Суть дела
— Нет.
— Правда? А как насчет того случая, когда ты сказала мне, что, если я позволю Фрэнку играть в общественной песочнице, он подцепит острицы?
Эйприл смеется.
— Согласна. Тогда мне понравилось... но не потому, что он подцепил острицы! Вы же с Ником тогда издевались надо мной, называя параноиком.
— Ты и есть параноик, — говорю я; Эйприл беспрестанно дезинфицирует руки, и я частенько подтруниваю над ней из-за этого, напоминая, что какое-то количество лейкоцитов в крови у нее имеется. — Но ты оказалась права... Так насчет чего ты права на этот раз?

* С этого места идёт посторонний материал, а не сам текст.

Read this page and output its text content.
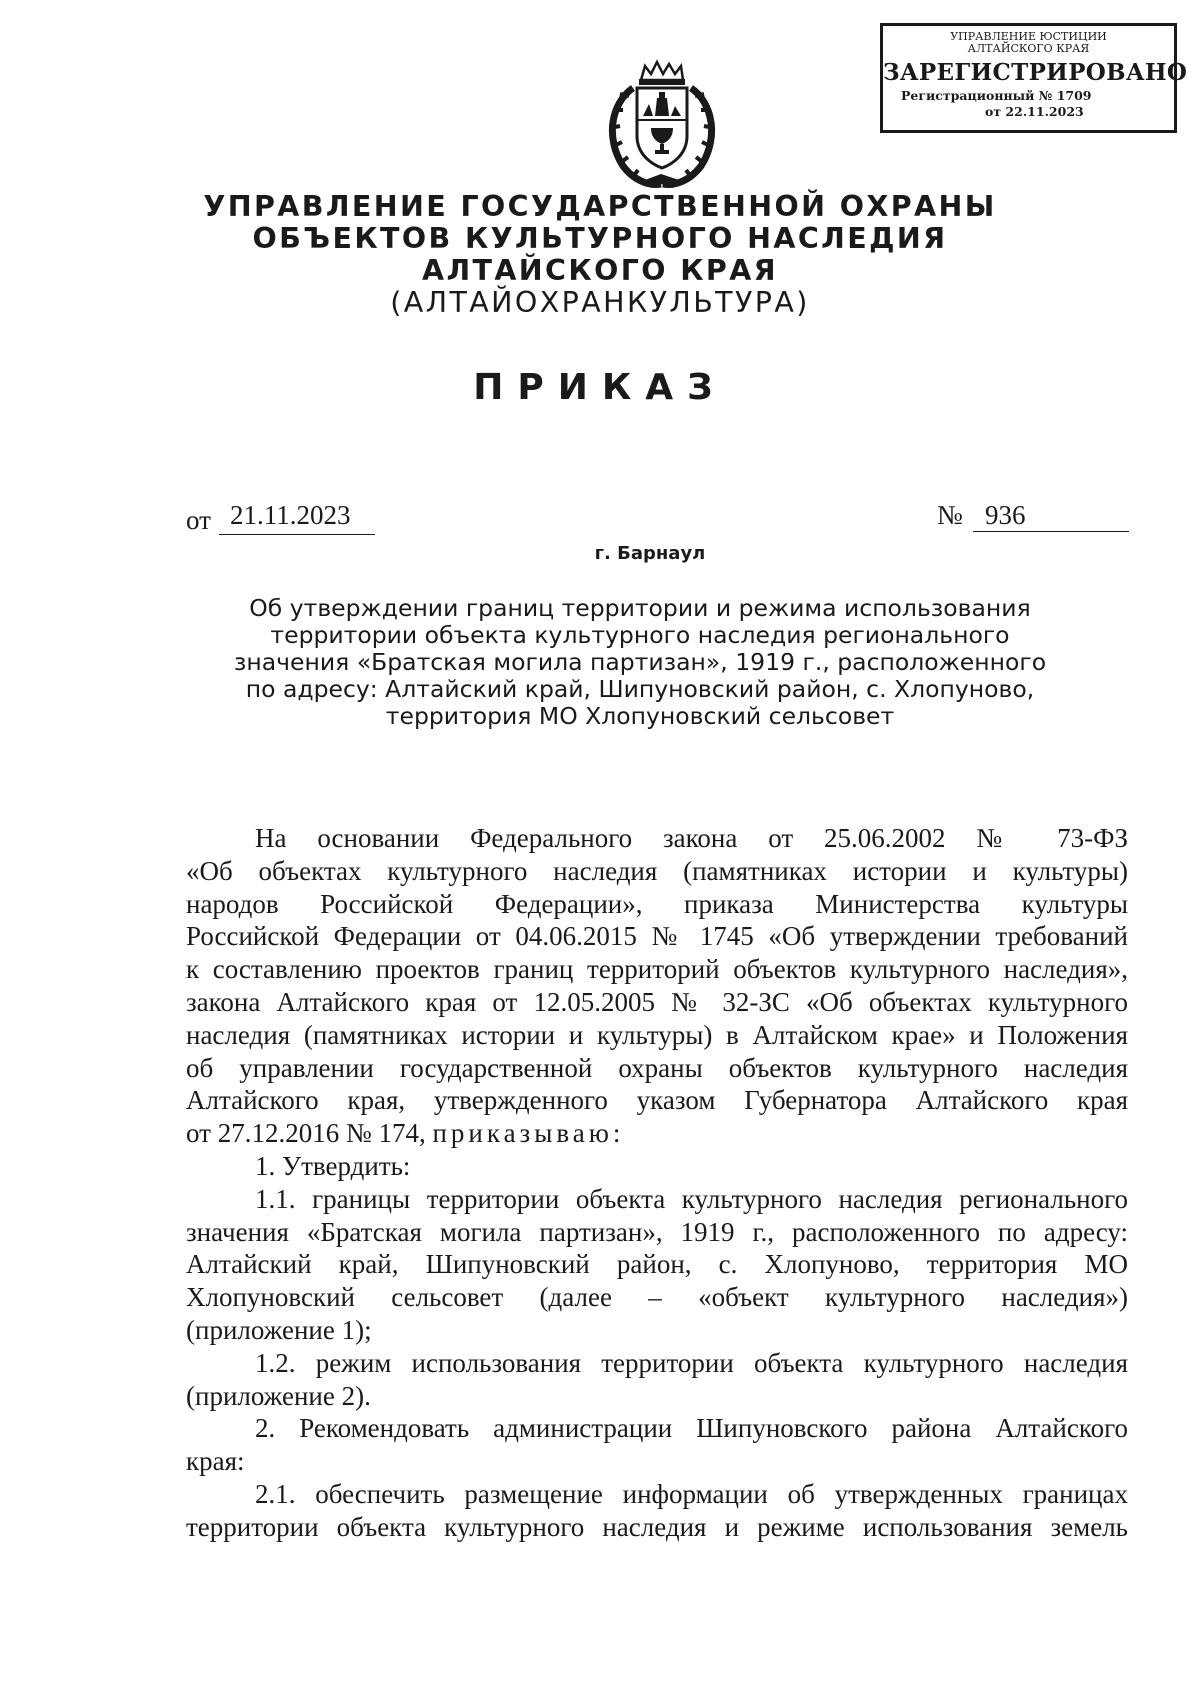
УПРАВЛЕНИЕ ЮСТИЦИИ
АЛТАЙСКОГО КРАЯ
ЗАРЕГИСТРИРОВАНО
Регистрационный № 1709
от 22.11.2023
УПРАВЛЕНИЕ ГОСУДАРСТВЕННОЙ ОХРАНЫ
ОБЪЕКТОВ КУЛЬТУРНОГО НАСЛЕДИЯ
АЛТАЙСКОГО КРАЯ
(АЛТАЙОХРАНКУЛЬТУРА)
ПРИКАЗ
от 21.11.2023	№ 936
г. Барнаул
Об утверждении границ территории и режима использования
территории объекта культурного наследия регионального
значения «Братская могила партизан», 1919 г., расположенного
по адресу: Алтайский край, Шипуновский район, с. Хлопуново,
территория МО Хлопуновский сельсовет

На основании Федерального закона от 25.06.2002 № 73-ФЗ

«Об объектах культурного наследия (памятниках истории и культуры)

народов Российской Федерации», приказа Министерства культуры

Российской Федерации от 04.06.2015 № 1745 «Об утверждении требований

к составлению проектов границ территорий объектов культурного наследия»,

закона Алтайского края от 12.05.2005 № 32-ЗС «Об объектах культурного

наследия (памятниках истории и культуры) в Алтайском крае» и Положения

об управлении государственной охраны объектов культурного наследия

Алтайского края, утвержденного указом Губернатора Алтайского края

от 27.12.2016 № 174, приказываю:

1. Утвердить:

1.1. границы территории объекта культурного наследия регионального

значения «Братская могила партизан», 1919 г., расположенного по адресу:

Алтайский край, Шипуновский район, с. Хлопуново, территория МО

Хлопуновский сельсовет (далее – «объект культурного наследия»)

(приложение 1);

1.2. режим использования территории объекта культурного наследия

(приложение 2).

2. Рекомендовать администрации Шипуновского района Алтайского

края:

2.1. обеспечить размещение информации об утвержденных границах

территории объекта культурного наследия и режиме использования земель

Несколько секунд Эйприл держит паузу, а потом говорит:
— Насчет Вэлери Андерсон. Я была права насчет Вэлери Андерсон. Какая же стерва!..
— Что случилось? — спрашиваю я, настраиваясь на предстоящий рассказ и гадая, могла ли Эйприл знать об операции Чарли этим утром.
— Ты не поверишь, — говорит Эйприл, беря разгон перед своим повествованием.
Всегда красочно рассказывающая всякие истории, даже касающиеся мелочей ее жизни, Эйприл тщательно подготавливает почву, описывая, с какой любовью они с Роми заполняли корзину для третьей попытки пообщаться лицом к лицу, с какой придирчивостью выбирали бутылку самого изысканного вина из погреба Роми и восхитительный букет от «Уинстон флауэрс».
Старательно избегая саркастических ноток, я замечаю:
— Мне показалось, вы намеревались на время оставить ее в покое?
— Мы так и сделали. Мы подождали примерно неделю, как ты и предложила... А затем Роми решила предпринять последнюю чрезвычайную попытку.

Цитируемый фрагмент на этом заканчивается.